Ai dodici, inviandoli ai loro vicini, Gesù ha detto: «Strada facendo, predicate, dicendo che il regno dei cieli è vicino. Guarite gli infermi, risuscitate i morti, purificate i lebbrosi, scacciate i demòni. Gratuitamente avete ricevuto, gratuitamente date» (Mt 10,7-8). Se tutto è dono, a iniziare dalla vita, la realizzazione dell’uomo consiste nel donare gratuitamente quanto ricevuto, accogliendo l’amore di Dio che perdona anche la nostra debolezza nel cammino verso il suo Regno. Infatti, «Dio è più grande del nostro cuore e conosce ogni cosa». (1GV 3,20). Quindi non solo i Dodici sono chiamati amici da Gesù nell’ultima cena («Non vi chiamo più servi, perché il servo non sa quello che fa il suo padrone; ma vi ho chiamato amici, perché tutto ciò che ho udito dal Padre mio l'ho fatto conoscere a voi» Gv 15,15), ma tutti noi siamo come i Dodici nella nostra vita quotidiana, chiamati a vivere con chi incontriamo nella gratuità dell’amore di Dio che ci ha creati e ci custodisce.

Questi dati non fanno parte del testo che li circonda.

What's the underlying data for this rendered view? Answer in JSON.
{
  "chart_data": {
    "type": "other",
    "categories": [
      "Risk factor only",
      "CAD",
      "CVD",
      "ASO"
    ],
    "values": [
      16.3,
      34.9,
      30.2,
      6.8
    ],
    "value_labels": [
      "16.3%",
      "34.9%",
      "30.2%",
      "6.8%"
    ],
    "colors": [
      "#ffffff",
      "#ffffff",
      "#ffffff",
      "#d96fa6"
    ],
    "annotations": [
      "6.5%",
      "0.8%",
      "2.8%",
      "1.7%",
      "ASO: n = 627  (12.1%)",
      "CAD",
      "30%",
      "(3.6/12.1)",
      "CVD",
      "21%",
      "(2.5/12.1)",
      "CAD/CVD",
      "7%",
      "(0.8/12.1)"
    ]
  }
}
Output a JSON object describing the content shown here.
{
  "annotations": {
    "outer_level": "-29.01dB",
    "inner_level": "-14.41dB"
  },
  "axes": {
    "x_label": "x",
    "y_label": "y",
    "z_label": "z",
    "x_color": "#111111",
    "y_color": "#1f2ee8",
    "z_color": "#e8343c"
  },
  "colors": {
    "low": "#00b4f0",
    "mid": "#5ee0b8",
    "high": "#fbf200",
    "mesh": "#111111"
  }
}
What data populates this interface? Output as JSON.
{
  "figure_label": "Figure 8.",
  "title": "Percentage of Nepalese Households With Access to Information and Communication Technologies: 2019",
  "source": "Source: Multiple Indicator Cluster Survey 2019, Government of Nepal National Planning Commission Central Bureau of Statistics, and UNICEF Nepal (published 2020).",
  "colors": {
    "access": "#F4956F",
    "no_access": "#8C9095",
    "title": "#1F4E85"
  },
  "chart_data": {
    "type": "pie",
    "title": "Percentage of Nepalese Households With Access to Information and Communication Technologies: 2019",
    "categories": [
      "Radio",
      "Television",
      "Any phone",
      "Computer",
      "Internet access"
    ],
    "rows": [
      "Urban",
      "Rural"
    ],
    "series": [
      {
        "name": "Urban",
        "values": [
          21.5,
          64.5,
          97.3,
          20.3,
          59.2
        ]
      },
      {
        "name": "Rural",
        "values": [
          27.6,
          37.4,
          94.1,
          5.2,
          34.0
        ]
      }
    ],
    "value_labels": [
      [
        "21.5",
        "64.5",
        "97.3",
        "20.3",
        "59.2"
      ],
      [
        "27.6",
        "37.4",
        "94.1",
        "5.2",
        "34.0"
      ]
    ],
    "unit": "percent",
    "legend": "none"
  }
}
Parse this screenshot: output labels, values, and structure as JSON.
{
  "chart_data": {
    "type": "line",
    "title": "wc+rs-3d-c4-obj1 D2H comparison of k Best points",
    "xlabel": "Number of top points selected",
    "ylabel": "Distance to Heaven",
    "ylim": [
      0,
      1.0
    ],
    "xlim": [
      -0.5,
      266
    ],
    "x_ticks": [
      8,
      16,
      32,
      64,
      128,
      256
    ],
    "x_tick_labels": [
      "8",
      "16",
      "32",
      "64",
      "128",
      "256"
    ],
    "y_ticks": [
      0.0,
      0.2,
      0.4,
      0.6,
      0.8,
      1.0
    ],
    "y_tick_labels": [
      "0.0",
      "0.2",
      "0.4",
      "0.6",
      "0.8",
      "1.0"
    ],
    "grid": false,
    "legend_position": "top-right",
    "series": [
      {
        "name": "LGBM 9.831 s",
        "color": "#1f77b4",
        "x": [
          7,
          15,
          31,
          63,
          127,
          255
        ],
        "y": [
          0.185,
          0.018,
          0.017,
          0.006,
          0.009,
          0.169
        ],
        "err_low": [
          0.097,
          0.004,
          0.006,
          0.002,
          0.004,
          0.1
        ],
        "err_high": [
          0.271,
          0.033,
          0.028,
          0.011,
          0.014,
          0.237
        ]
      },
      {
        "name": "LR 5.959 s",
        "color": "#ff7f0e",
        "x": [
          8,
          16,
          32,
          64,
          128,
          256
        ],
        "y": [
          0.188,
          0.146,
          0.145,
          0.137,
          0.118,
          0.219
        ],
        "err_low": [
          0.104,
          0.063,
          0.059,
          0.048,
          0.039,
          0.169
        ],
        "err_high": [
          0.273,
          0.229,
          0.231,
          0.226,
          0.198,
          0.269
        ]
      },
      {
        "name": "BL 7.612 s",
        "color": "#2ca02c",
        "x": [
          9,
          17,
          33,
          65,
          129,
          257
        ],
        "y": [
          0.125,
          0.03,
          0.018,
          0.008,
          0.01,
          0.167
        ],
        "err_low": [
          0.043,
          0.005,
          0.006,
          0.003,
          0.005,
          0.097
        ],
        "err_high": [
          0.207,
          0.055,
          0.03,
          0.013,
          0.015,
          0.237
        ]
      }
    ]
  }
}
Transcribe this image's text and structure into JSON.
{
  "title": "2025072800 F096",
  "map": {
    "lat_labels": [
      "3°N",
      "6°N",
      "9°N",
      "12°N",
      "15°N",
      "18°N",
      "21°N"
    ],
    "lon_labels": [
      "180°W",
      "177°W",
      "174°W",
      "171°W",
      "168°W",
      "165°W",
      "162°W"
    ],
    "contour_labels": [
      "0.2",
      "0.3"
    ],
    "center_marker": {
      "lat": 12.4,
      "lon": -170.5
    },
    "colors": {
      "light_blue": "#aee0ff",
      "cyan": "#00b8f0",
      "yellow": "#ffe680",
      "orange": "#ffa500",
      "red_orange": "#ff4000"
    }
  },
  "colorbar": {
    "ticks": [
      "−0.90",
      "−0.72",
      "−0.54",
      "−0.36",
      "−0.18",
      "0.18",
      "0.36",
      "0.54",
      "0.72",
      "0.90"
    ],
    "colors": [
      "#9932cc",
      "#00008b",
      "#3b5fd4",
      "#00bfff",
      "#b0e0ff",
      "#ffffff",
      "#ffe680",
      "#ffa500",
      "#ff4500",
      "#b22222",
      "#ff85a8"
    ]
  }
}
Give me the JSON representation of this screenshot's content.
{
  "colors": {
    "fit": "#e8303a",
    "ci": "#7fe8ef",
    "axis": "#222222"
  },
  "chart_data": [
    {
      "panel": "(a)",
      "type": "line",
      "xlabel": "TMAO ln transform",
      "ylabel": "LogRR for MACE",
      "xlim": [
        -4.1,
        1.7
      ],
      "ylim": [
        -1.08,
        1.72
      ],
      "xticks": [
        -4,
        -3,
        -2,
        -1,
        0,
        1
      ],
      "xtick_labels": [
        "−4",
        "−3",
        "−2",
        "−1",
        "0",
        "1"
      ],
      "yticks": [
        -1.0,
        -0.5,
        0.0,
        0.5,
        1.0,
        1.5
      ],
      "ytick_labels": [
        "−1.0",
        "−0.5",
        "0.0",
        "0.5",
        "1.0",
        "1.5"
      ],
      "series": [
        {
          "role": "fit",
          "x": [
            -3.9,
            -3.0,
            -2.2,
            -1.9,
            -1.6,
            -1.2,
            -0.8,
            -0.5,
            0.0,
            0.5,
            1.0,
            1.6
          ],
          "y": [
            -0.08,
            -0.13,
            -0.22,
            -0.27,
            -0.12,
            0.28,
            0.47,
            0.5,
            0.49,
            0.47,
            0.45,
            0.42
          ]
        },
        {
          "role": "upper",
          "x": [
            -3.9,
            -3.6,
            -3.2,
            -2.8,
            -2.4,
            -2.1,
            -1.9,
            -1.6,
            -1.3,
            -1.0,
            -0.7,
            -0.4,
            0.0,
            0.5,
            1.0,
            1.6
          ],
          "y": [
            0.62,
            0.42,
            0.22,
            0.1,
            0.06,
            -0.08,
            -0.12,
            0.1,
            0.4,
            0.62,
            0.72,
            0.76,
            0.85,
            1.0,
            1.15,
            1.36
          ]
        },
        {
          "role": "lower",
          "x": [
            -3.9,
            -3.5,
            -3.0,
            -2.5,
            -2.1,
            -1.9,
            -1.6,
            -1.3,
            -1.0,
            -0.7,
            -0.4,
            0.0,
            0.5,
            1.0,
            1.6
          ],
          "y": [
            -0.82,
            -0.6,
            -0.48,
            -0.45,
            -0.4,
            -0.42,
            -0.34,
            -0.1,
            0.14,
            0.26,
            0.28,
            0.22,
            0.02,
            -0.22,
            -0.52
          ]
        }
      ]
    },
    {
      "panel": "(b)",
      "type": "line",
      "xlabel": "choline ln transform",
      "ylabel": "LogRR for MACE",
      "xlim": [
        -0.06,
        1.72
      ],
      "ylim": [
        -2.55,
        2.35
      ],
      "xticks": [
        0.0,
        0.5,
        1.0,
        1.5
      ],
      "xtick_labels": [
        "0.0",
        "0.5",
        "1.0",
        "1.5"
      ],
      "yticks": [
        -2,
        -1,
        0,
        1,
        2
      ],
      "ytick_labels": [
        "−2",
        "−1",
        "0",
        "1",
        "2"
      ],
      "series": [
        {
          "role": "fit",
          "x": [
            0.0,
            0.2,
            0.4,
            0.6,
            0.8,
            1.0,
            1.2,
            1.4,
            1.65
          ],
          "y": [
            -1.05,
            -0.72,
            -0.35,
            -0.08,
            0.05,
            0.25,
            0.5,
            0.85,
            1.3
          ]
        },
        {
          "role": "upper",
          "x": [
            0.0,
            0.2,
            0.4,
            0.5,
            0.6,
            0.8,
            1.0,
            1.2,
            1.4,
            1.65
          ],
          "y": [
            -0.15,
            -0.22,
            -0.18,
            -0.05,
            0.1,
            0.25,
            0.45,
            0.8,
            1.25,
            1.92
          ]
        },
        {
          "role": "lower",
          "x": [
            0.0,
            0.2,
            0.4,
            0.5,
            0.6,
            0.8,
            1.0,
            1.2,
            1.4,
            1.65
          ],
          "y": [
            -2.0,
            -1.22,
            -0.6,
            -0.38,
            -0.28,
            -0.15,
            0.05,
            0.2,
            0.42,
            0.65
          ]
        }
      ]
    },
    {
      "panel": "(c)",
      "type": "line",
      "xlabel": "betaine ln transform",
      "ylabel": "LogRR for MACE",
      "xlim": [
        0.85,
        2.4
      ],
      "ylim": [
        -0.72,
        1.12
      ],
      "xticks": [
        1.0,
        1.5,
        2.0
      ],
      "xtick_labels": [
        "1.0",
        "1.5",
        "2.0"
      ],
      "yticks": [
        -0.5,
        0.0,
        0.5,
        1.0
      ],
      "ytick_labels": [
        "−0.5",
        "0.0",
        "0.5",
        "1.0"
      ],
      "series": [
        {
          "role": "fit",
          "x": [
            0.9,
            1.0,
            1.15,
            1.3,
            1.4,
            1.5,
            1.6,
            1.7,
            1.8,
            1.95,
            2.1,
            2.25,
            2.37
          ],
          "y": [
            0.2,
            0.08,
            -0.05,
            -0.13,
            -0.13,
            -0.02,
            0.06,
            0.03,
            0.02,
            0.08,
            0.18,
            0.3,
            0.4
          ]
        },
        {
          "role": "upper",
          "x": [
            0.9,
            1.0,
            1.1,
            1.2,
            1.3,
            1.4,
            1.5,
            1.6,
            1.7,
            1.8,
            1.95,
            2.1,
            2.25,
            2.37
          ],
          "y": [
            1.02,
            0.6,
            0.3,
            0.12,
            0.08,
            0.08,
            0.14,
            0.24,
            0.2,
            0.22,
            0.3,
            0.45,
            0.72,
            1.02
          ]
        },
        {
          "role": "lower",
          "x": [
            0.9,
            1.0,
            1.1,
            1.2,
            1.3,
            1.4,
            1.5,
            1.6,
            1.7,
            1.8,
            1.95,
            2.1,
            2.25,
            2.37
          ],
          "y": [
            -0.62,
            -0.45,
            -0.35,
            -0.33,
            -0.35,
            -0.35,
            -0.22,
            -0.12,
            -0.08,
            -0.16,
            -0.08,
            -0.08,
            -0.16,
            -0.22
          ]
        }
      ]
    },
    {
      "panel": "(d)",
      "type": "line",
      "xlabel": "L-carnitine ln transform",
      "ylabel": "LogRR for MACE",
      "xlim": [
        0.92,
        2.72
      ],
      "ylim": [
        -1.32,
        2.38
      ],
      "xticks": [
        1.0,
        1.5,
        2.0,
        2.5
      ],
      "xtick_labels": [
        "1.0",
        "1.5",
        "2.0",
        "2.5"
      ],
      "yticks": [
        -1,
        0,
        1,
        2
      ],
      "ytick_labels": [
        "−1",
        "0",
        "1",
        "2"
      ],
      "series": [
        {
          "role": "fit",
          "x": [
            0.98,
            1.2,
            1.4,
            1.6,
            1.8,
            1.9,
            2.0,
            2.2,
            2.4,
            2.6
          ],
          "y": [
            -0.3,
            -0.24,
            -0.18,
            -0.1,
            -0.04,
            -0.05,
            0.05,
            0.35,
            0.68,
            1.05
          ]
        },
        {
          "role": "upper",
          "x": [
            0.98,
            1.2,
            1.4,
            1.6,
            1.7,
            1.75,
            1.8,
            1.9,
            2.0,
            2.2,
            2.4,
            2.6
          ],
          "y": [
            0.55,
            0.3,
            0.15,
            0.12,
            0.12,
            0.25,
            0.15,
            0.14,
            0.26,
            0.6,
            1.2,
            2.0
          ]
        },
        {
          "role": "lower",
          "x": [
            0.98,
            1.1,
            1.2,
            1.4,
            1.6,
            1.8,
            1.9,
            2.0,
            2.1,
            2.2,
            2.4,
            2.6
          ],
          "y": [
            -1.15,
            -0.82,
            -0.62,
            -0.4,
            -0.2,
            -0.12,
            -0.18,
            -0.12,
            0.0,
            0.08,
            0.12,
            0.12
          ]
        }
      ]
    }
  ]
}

Gesù è l’uomo vero a immagine e somiglianza di Dio, colui che ha creduto nella parola del Padre e non si è lasciato ingannare dalla parola menzognera del diavolo sia all’inizio del suo ministero che nella sua passione e morte.

Non dobbiamo impegnarci più di tanto nel cercare di capire chi è una persona risorta, come vive, dove vive. Può diventare una tentazione che la sobrietà della Scrittura ci dovrebbe aiutare a superare comprendendo che non è questo l’importante ora, altrimenti ce lo avrebbe rivelato.

Invece, è importante contemplare la vita di Gesù, il suo rapporto con il Padre e lo Spirito, con i dodici, con la folla, con i singoli che si rivolgono con fede a lui e che lui riconosce: «La tua fede ti ha salvata; va’ in pace» (Lc 7,50). Così si diventa suo amico: accogliere la sua amicizia, la sua vicinanza, la sua passione per la vita di tutti: vivere con Gesù per vivere come Gesù. Così risorgeremo con lui alla fine di tutto.

«Poi sarà la fine, quando egli consegnerà il regno a Dio Padre, dopo avere ridotto al nulla ogni Principato e ogni Potenza e Forza. È necessario, infatti, che egli regni finché non abbia posto tutti i nemici sotto i suoi piedi. L'ultimo nemico a essere annientato sarà la morte, perché ogni cosa ha posto sotto i suoi piedi. Però, quando dice che ogni cosa è stata sottoposta, è chiaro che si deve eccettuare Colui che gli ha sottomesso ogni cosa. E quando tutto gli sarà stato sottomesso, anch'egli, il Figlio, sarà sottomesso a Colui che gli ha sottomesso ogni cosa, perché Dio sia tutto in tutti» (1Cor 15,24-28).